2019-09-17 15:56:421 Oct 2018 01:53 AM EST
By Laura Tucker, Staff writer; Image: Kevin McAleenan, Rodney Scott, and Chris Cuomo touring port of entry (Image source: Public domain)
This certainly won't be good news to Donald Trump. Three of his border projects in California and Arizona have been canceled by the Pentagon because the cost is more expensive than the estimate that had been given.
Authorization for the projects was announced late last month. The project of about 20 miles of fencing, lighting, and other border materials was authorized by the Defense Department. It approved redirecting $2.5 billion away from a counter-drug fund because of "lower-than-expected contract costs."

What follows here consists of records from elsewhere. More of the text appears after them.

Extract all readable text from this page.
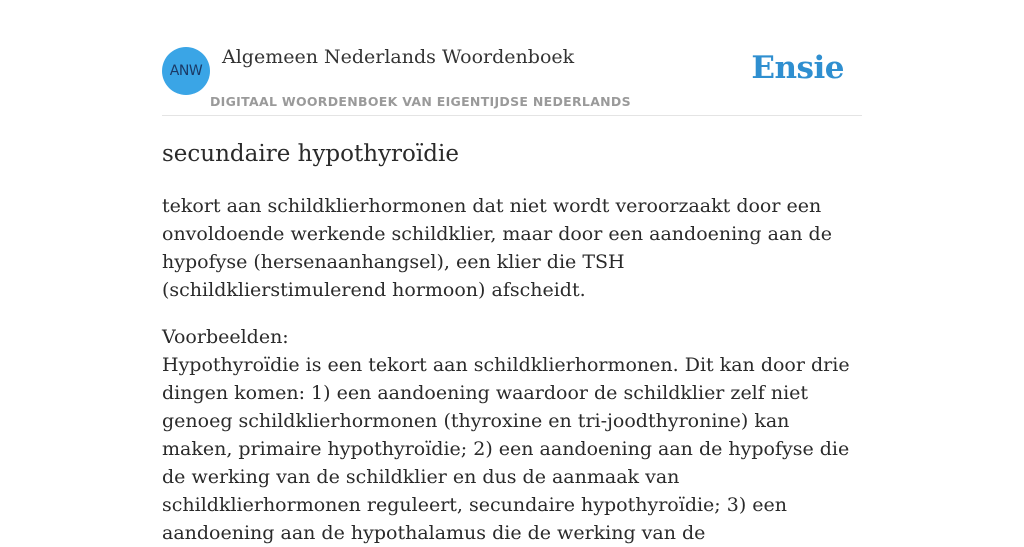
ANW
Algemeen Nederlands Woordenboek
DIGITAAL WOORDENBOEK VAN EIGENTIJDSE NEDERLANDS
Ensie
secundaire hypothyroïdie

tekort aan schildklierhormonen dat niet wordt veroorzaakt door een onvoldoende werkende schildklier, maar door een aandoening aan de hypofyse (hersenaanhangsel), een klier die TSH (schildklierstimulerend hormoon) afscheidt.

Voorbeelden:

Hypothyroïdie is een tekort aan schildklierhormonen. Dit kan door drie dingen komen: 1) een aandoening waardoor de schildklier zelf niet genoeg schildklierhormonen (thyroxine en tri-joodthyronine) kan maken, primaire hypothyroïdie; 2) een aandoening aan de hypofyse die de werking van de schildklier en dus de aanmaak van schildklierhormonen reguleert, secundaire hypothyroïdie; 3) een aandoening aan de hypothalamus die de werking van de
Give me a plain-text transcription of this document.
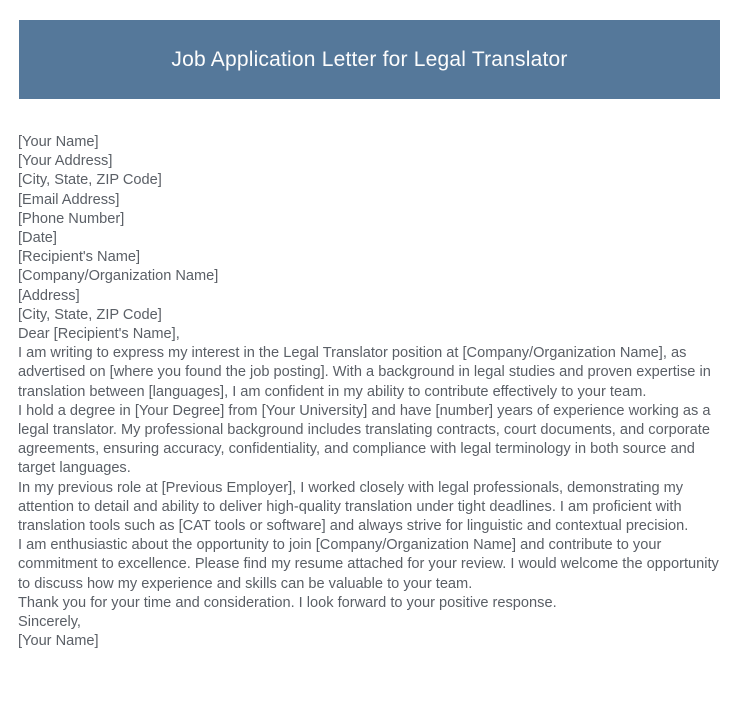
Job Application Letter for Legal Translator
[Your Name]
[Your Address]
[City, State, ZIP Code]
[Email Address]
[Phone Number]
[Date]
[Recipient's Name]
[Company/Organization Name]
[Address]
[City, State, ZIP Code]
Dear [Recipient's Name],

I am writing to express my interest in the Legal Translator position at [Company/Organization Name], as advertised on [where you found the job posting]. With a background in legal studies and proven expertise in translation between [languages], I am confident in my ability to contribute effectively to your team.

I hold a degree in [Your Degree] from [Your University] and have [number] years of experience working as a legal translator. My professional background includes translating contracts, court documents, and corporate agreements, ensuring accuracy, confidentiality, and compliance with legal terminology in both source and target languages.

In my previous role at [Previous Employer], I worked closely with legal professionals, demonstrating my attention to detail and ability to deliver high-quality translation under tight deadlines. I am proficient with translation tools such as [CAT tools or software] and always strive for linguistic and contextual precision.

I am enthusiastic about the opportunity to join [Company/Organization Name] and contribute to your commitment to excellence. Please find my resume attached for your review. I would welcome the opportunity to discuss how my experience and skills can be valuable to your team.

Thank you for your time and consideration. I look forward to your positive response.

Sincerely,
[Your Name]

The U.S. Army Corps of Engineers initially determined that it would be able to afford the projects by using counter-drug funds, yet they admitted they wouldn't know the exact amount until later in the fiscal year.
"Based on its work in definitizing the contracts for the original Section 284 projects, [the Army Corps] has determined that there are insufficient contract savings to undertake the three additional Section 284 projects authorized by the Secretary of Defense on August 26, 2019," reads the Pentagon's court filing.
"Therefore, the Department of Defense has decided not to pursue Yuma Sector Projects 4 and 5, and Tucson Sector Project 4 at this time."
Initially, Trump had indicated while campaigning in 2015 and 2016 that he would make Mexico pay for the wall separating it and the United States.
When that didn't pan out, he focused on getting the money from taxpayers. When Congress didn't approve, he declared a national emergency at the border and took the funds for his massive project.
Much of this construction has been held up in court with many arguing legal challenges to Trump's plans, including a House lawsuit that argued it violated Congress's constitutional power of the purse. That lawsuit was dismissed.
The Supreme Court overturned decisions by lower courts of blocking $2.5 billion in Defense funds to replace border infrastructure in California, Arizona, and New Mexico. States and organizations are still challenging this in lower courts.
Earlier this month Defense Secretary Mark T. Esper agreed to pull $3.6 billion from the Defense budget to give to Trump to fund the other portions of the wall. This move took funding away from 127 military construction projects.
He believed it was a necessary move to support American forces that are currently deployed to the border under Trump's emergency that he declared in February.
That $3.6 billion will be used to fund 11 projects that will provide 175 miles of new or reconstructed wall along the border, and this will reduce the need for troops to be stationed there.